The RAC initiative provides advisers and others with educational resources and nonprofit partner connections to foster “collective volunteer and advocacy efforts,” according to the announcement. The program is seeking to work with advisers, service providers, asset managers and retirement industry associations.  

“We want key stakeholders to be aware of opportunities in their local communities. Urban and underserved communities absolutely represent a prioritized focus, certainly, [as well as] schools and community programs,” Buffington says. “The key target audience age is in middle school, high school, but not limited to that.”

Buffington says advisers can get involved by connecting with the Retirement Advisor Council through its website and by sharing updates on any financial literacy education they are doing in their communities.

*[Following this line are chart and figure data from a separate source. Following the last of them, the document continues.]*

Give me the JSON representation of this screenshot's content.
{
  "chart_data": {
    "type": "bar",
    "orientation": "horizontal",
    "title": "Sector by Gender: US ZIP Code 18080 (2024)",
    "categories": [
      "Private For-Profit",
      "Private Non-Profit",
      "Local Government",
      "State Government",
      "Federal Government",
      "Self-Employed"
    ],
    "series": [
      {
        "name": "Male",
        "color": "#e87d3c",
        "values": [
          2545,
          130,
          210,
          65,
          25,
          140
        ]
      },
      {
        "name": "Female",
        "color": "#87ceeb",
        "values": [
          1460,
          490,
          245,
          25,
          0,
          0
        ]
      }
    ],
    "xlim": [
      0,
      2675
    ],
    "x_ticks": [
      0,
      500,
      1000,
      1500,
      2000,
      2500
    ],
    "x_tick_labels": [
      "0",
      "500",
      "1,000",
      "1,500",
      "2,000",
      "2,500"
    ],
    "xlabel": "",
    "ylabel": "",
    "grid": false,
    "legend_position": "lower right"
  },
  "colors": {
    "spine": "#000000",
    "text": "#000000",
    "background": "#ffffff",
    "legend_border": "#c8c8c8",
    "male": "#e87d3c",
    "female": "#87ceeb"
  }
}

“Go to our website, sign up, let us know what you’re already doing to support youth financial literacy, because we want to, No. 1, shine a light on your efforts that you’re leading with, and, No. 2, track the progress and collective impact made across the industry,” she said.

Financial advisers can also leverage FinLitFuture$ by accessing a curated repository of educational resources and vetted programs, Buffington says. The resources are free of charge, separated by topic and grade level and are available in both English and Spanish.

The organization also recommends reaching out to local organizations like the Boys & Girls Club, YMCA, YWCA or Rotary Club, or local boards of education for volunteer opportunities.

Buffington says her committee will continue to partner with nonprofit programs and groups focused on financial literacy initiatives. The committee is also aiming to get involved in financial literacy advocacy efforts through the retirement council’s government affairs committee.

“I think our biggest opportunity is to leverage the connective tissue we represent, not only as financial advisers, but across the whole industry, thinking about how to inspire financial literacy volunteer efforts across your specific communities or networks,” she said.

Formed in 2009, the Retirement Advisor Council is a national organization that advocates for successful qualified plan and participant retirement outcomes.